Stuart reflects on a 30-year tenure
Updated 9:02 pm, Wednesday, July 17, 2013
Bill Stuart is proud to share the accomplishments of his 30-year administration as first selectman in Bridgewater.
There are the 42 acres of the town's recreation park along Sarah Sanford Road now meticulously maintained with walking path, ball fields, tennis courts, pavilions and playscape for children.
Just around the corner along Hut Hill Road, there are the 24 acres where the town's senior center finds its home -- land and building purchased for $685,000 in a deal Stuart sealed with Don Whitlock.
The town put up the first $100,000 and paid the mortgage balance through a seven-year tenant's lease on the building.
"It's a great town," Stuart said. "We're proud of what's here. My detractors say they love it here. They don't deny it. They just can't admit that the town's in terrific shape, that for 30 years, this town has gone in a very good direction."
years of controversy
Controversy has seemed to follow Stuart.
Stuart said his decision to not run for another four-year term was in part from a desire to protect his town, to end its continually being dragged through a series of lawsuits, court battles and state investigations that have plagued it and him in recent years.
"Bridgewater has had enough of that, and it's a good part of the reason I'm stepping out of politics. The town doesn't have to be part of this vendetta on (George) Allingham's part," Stuart said.
Allingham, once Stuart's longtime friend, and Allingham's family and employees have brought legal actions and made accusations against Stuart since 2008.
The state Attorney General's office investigated the Burnham Fund, the town's charitable fund, at Allingham's request. The investigation cleared Stuart of any wrongdoing in managing the fund and changed the handling of the trust, putting it in the hands of a committee.
Other investigations came. A state's gaming division investigation cleared Stuart this year of claims that he'd mismanaged a raffle from the volunteer firefighters' Bridgewater Country Fair.
A July 2012 raid on Bridgewater Town Hall in which documents were seized still has not been explained by the FBI nor the investigation's status revealed.
"I guess with all the pressure that he's had, it's time for him to relax a bit," said 25-year Bridgewater resident John Flaxman. "I've heard it said that Billy's the best town manager you could have but the worst politician. You know where you stand with Billy. He's done a lot of good for the town."
Fought for schools
Stuart has fought long and hard to keep Bridgewater bucolic, with acres of open space and well maintained roads, houses and upgraded town facilities.
One of his first legal battles in office was to overturn a court ruling that would have allowed developer John Carr to build a hotel for senior living in the town.
Since the 1980s, he has led two fights to keep the school region from consolidating the elementary schools. Because of that, each of the three towns in the region have kept its elementary school.
And Stuart has recently joined another Save Our Schools effort, again attempting to thwart another planned consolidation.

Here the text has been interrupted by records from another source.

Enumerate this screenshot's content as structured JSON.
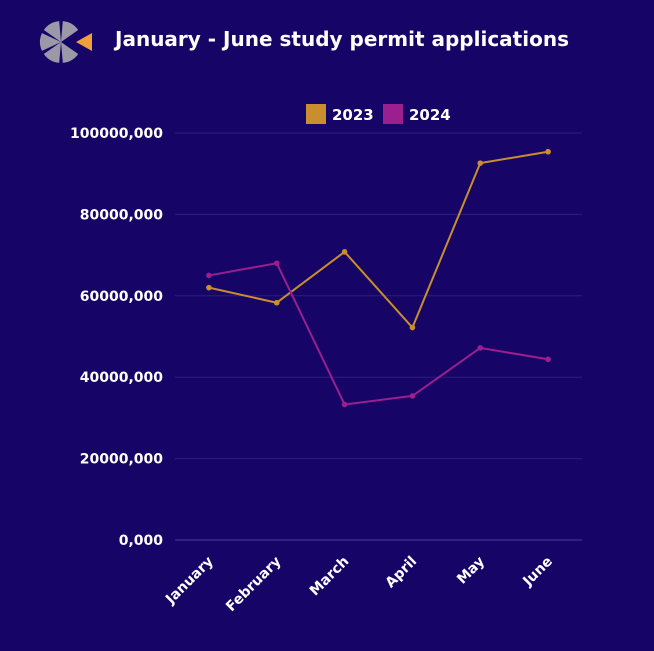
{
  "colors": {
    "background": "#160567",
    "gridline": "#2e1f7a",
    "axis_line": "#4a3d8f",
    "text": "#ffffff",
    "logo_grey": "#9b98a8",
    "logo_orange": "#f2a03a"
  },
  "logo": {
    "icon": "asterisk-logo-icon"
  },
  "chart_data": {
    "type": "line",
    "title": "January - June study permit applications",
    "xlabel": "",
    "ylabel": "",
    "categories": [
      "January",
      "February",
      "March",
      "April",
      "May",
      "June"
    ],
    "ylim": [
      0,
      100000000
    ],
    "yticks": [
      0,
      20000000,
      40000000,
      60000000,
      80000000,
      100000000
    ],
    "ytick_labels": [
      "0,000",
      "20000,000",
      "40000,000",
      "60000,000",
      "80000,000",
      "100000,000"
    ],
    "grid": true,
    "legend_position": "top-center",
    "series": [
      {
        "name": "2023",
        "color": "#c98e2e",
        "values": [
          62000000,
          58300000,
          70800000,
          52200000,
          92600000,
          95400000
        ]
      },
      {
        "name": "2024",
        "color": "#9b1f8e",
        "values": [
          65000000,
          68000000,
          33300000,
          35400000,
          47200000,
          44400000
        ]
      }
    ]
  }
}
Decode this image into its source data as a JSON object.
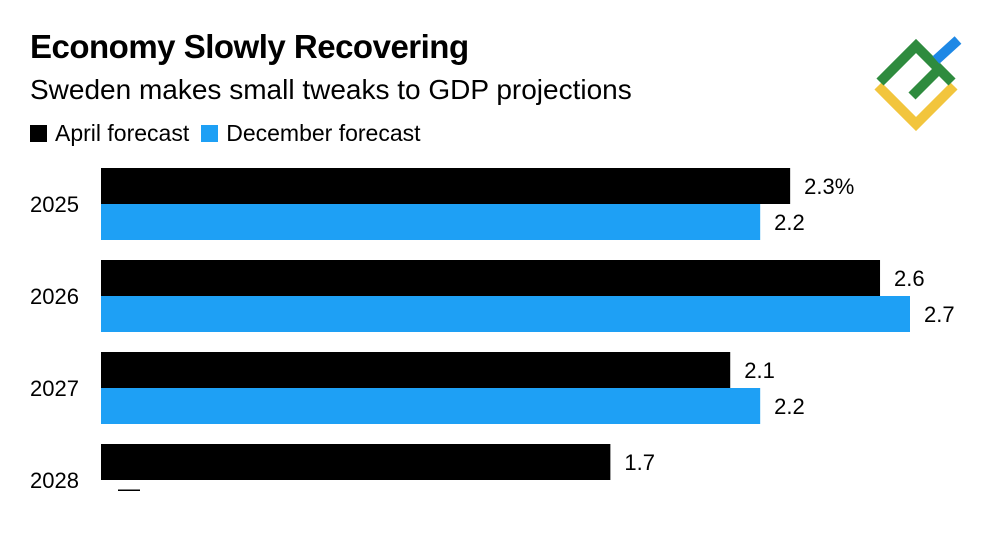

"I've studied this a lot and there's no real proof of any cost savings by consolidating," Stuart said. "If they're going to save money, they've got to do something completely different."
Stuart does have his detractors.
Board of Finance vice chairman Nancy Hawley has taken on Stuart over what some feel to be his iron-fisted management of the town.
Yet many who have worked with Stuart admire his efforts and accomplishments of the past 30 years.
`fast and strong' opinion
"He's a smart guy and he comes out with his opinion fast and strong," said Jonathan Chew, director of the Housatonic Council of Elected Officials. "He's not the kind of guy to bring the other side down slowly."
Chew has worked with Stuart all through his tenure as first selectman of Bridgewater. In 1986, Stuart led the formation of HRRA (Housatonic Resource Recovery Association) under the umbrella of the Housatonic Valley Council of Elected Officials.
"What people don't remember is that back in the mid-80s this area had a crisis regarding solid waste and had to find a location for waste. There were graphs and plans and confusion, and Bill Stuart took that on," Chew said.
Chew said, from that time on, his faith in Stuart's decisions never faltered. Stuart remained as chairman of HRRA for 18 years.
"Once the state told the towns they had to close their landfills, he and my father really stepped up," Rosenthal recalled. "They traveled to other towns, studying what was being done for trash generation to energy.
"Bill protected the public interest, even taking on Jim Galante's organized crime enterprise. I think he probably put himself in jeopardy standing up to Galante."